Friday, February 02, 2007

Mighty oaks

Like many other people, I'm deeply concerned by the state of our planet, and there are only two ways I think we can resolve the problem of global warming:

1. All pull together and be more aware of our planet's needs; we've only got one Spaceship Earth*, so we better look after it.

2. Let our kids from the next generation sort it with their advanced future technology. If I'm alive in space year 2100, I think I'll be more concerned by the fact that I'll probably be pissing myself rather than if the world's heating up; old people always feel cold anyway, right? I'll probably appreciate the warmth.

Anyway, in all seriousness, I have been thinking of ways in which I can help the environment. Hell, I even did a carbon footprint test the other day - and guess what? I'm pretty damn clean! The average UK household puts out around nine tonnes of carbon dioxide per year; I put out three.


OK, it's only a guestimate, but that still gives me a pretty good margin compared to everyone else. Just because I can I might turn on all the lights in my house and leave the car running for a couple of hours (only kidding Greenpeace activists - don't hurt me!).

Which leads me round to junk mail, one of the biggest wastes of resources I can think of. We get a lot of crap through the post at work, most of which goes in the bin. The recycling, um, bin, I mean. But today we got possibly the best package ever.

It was from EDF Electrickery, and they sent us this:

An acorn.

Which is, quite frankly, genius. The idea is that you plant the acorn, and once it's fully grown it'll mop up around 13% of your company's C02 output. And as we're a small company, I reckon it'd suck up a higher percentage. On the downside, oaks take ages to grow to full size, and it was a bit of a scaby acorn; I think even Mr. Ed, our resident squirrel, might stick his nose up at it.

But hey, I'm all for the green, so I'm definitely gonna whack it in some soil and see what happens.

Unless someone's chucked it in the bin, that is.

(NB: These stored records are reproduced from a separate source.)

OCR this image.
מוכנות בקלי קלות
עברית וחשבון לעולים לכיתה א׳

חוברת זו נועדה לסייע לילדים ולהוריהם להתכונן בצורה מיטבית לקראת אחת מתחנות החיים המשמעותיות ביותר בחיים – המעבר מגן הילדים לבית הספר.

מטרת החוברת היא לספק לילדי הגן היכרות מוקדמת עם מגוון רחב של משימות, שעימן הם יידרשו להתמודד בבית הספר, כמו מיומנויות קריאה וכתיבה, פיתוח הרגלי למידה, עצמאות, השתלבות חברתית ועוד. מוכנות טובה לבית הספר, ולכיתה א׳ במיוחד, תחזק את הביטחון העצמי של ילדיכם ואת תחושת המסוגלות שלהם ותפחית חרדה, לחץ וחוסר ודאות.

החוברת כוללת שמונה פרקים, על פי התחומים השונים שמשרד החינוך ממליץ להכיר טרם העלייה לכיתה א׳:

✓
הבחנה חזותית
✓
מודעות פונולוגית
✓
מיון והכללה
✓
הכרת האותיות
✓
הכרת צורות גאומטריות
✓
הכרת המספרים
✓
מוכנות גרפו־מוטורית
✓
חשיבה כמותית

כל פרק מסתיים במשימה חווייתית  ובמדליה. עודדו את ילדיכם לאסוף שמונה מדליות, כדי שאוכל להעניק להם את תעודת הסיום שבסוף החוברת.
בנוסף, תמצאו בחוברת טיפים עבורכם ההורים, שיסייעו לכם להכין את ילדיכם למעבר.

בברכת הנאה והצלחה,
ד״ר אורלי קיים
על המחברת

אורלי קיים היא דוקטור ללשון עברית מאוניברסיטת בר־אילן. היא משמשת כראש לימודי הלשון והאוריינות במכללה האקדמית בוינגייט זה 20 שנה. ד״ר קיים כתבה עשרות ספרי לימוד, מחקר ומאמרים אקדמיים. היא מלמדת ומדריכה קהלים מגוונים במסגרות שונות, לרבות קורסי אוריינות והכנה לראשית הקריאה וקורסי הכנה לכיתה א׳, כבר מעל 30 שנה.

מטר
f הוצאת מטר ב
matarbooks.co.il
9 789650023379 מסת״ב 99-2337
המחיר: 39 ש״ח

*True story - I saw a documentary at infant school yeeeeeeeeeeears ago in which the narrator asked if anyone had ever wanted to go on a spaceship. Loads of my classmates nodded 'no' in silence. Then he went on to say we didn't have much choice in the matter anyway, because Earth is a spaceship and we're stuck on it. Some kids went visibly green at the thought.


Dinah said...

Who doesn't want to go on a spaceship?? Clearly those kids had never seen seen some fine science fiction.

skillz said...

Nice idea, but it won't work. One of the reasons that we haven't been able to domesticate the oak as a crop is because there are so many squirrels who bury and dig up tons of acorns all the time. It'll be gone before long.

I'd suggest keeping loads of plants about the house, but then they release CO2 at night so that's not so great.

The only solution? Take the hostage out the equation. By which I mean, shoot squirrels. BURN THEM ALL! Only the grey ones though, leave the gin- I mean red- ones alone.

Tim said...

Dinah - I know! I want on a spaceship, I know that much!

Skillz - Nice idea, but I'm not totally convinced that killing all the squirrels will save the planet. But I do have a plan.

If Star Trek has taught me one thing it's that there are plently of other planets out there we can screw up. I say we build a maaa-hooo-sive spaceship and go find one!

T-Bird said...

Dude, bury the acorn and look after it! At least planting a tree is better than doing nothing!

Tim said...

I will, T-Bird, as long as no one's binned the little bugger.

I've just realised something! Acorns fall in autumn... no wonder it was so manky - they've been storing them for months!!